5 – M2L2 05 Handling Outliers In Raw Data V3

So, what do you do when you find outliers and raw price data? Well, although at least large institutions, co- traders usually have a team of people to clean data for them. They may run into situations where they need results fast. The easiest and quickest way to determine if the extreme value is real, or fill in a missing data point is to cross check with another data source. If it’s a one off point, you can remove or replace it with data from a secondary source manually. You might think of replacing these data with some mean of the surrounding data. This is not done often because it risks incorporating information from the future into those days data. Inaccuracy due to the use of information that would not have been known or available during the period being analyzed is called Lookahead Bias. Think about it. If you were trying to fill in that missing datum by averaging data from the surrounding days on the day for which the datum is missing, you wouldn’t be able to because you wouldn’t know what the price would be in the future. Lookahead bias is a bias because using unknowable data from the future will consistently make your results look better. The main problem with using future data in signal research is that any kind of strategy based on that research would be impossible to execute.
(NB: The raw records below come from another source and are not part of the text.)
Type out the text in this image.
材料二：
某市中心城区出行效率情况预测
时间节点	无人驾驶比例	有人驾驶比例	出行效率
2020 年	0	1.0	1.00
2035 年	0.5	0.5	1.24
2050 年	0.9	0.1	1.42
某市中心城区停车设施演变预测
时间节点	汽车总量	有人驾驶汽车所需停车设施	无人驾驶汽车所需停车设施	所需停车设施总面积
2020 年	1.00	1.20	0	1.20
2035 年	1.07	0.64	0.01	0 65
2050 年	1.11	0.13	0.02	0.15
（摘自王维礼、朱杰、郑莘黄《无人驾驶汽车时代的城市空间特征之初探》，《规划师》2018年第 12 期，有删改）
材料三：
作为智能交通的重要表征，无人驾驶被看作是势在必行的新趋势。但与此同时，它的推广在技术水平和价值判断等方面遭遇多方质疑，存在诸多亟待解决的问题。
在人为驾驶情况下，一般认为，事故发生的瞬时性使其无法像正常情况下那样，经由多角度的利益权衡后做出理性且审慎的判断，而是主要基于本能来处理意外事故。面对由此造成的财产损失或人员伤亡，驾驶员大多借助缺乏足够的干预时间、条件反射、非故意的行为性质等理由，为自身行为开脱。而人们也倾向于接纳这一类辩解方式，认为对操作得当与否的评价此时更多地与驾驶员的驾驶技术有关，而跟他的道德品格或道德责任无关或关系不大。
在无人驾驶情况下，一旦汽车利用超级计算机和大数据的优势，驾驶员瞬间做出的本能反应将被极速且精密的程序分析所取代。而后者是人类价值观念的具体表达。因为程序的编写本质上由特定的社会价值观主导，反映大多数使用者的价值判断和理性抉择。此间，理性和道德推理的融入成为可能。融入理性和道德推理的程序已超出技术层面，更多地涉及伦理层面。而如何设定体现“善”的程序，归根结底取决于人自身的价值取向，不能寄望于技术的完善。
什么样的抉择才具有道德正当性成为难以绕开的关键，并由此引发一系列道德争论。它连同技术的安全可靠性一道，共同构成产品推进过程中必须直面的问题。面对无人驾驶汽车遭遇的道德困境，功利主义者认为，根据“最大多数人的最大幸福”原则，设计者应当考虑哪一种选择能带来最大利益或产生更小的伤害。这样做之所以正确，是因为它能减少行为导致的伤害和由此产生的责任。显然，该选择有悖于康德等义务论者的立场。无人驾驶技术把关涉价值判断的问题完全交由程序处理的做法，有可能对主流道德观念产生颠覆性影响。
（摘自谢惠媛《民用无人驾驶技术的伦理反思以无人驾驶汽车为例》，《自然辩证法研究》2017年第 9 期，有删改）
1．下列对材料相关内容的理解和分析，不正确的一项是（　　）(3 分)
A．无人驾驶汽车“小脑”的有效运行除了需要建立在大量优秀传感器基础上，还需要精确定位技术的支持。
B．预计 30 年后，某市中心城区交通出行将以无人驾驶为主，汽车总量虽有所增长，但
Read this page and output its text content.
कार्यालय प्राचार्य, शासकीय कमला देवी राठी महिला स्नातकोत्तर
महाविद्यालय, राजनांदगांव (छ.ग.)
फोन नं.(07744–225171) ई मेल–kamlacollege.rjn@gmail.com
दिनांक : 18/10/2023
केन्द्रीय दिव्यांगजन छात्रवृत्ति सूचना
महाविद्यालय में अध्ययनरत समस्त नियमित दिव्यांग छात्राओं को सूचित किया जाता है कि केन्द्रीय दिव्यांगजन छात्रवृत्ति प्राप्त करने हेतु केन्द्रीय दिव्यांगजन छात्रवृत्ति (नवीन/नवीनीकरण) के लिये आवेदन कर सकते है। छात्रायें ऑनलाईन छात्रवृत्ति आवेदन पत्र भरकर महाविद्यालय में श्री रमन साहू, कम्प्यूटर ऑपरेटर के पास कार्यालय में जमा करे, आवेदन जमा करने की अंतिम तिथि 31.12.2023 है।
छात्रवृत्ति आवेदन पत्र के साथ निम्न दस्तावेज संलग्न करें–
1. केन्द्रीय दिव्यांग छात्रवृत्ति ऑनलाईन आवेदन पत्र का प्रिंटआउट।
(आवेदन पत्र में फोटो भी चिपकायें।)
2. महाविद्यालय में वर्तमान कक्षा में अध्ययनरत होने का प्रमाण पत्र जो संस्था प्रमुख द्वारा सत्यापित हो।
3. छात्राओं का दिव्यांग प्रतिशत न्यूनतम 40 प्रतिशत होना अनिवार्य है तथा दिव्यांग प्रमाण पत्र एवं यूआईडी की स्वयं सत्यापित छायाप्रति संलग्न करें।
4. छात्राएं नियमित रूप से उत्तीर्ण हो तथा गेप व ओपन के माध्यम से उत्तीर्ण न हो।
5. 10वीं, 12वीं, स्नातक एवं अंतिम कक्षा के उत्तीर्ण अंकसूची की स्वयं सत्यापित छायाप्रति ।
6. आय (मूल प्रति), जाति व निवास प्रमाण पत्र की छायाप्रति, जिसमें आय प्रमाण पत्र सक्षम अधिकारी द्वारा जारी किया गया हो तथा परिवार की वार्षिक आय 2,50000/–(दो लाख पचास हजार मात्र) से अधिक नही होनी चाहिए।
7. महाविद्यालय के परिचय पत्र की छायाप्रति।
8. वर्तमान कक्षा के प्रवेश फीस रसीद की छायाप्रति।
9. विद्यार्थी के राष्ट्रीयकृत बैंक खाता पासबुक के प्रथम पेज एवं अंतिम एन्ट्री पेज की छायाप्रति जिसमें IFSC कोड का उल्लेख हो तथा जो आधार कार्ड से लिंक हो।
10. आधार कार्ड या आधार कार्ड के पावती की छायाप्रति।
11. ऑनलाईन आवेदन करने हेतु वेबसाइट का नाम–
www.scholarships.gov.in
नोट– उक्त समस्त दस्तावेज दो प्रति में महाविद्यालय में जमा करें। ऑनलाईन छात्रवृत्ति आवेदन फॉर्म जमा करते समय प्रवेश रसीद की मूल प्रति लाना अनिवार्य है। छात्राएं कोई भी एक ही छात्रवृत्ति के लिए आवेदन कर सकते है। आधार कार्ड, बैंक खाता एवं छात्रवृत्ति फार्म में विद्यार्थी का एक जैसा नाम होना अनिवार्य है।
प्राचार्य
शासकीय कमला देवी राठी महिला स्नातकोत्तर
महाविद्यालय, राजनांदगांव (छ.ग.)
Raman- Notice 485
One common mistake is to use closing prices of the current day or a future date to calculate the trading signal for the same day. But of course, a strategy that says to make a trade during the day based on a closing price for that same day would be impossible to implement. It may not seem to make much of a difference in cases where you were using the data for some kind of historical analysis, but to be safe, it makes sense to simply substitute a missing closing price with the previous closing price during signal research. However, keep in mind that it is recommended to keep the missing data during back testing because they may represent a real non-tradable event. For example, stock A may not have traded for a day and thus it’s closing price would have been missing. In your back test your data should reflect this and your strategy should not attempt to place trades on stock a during that day.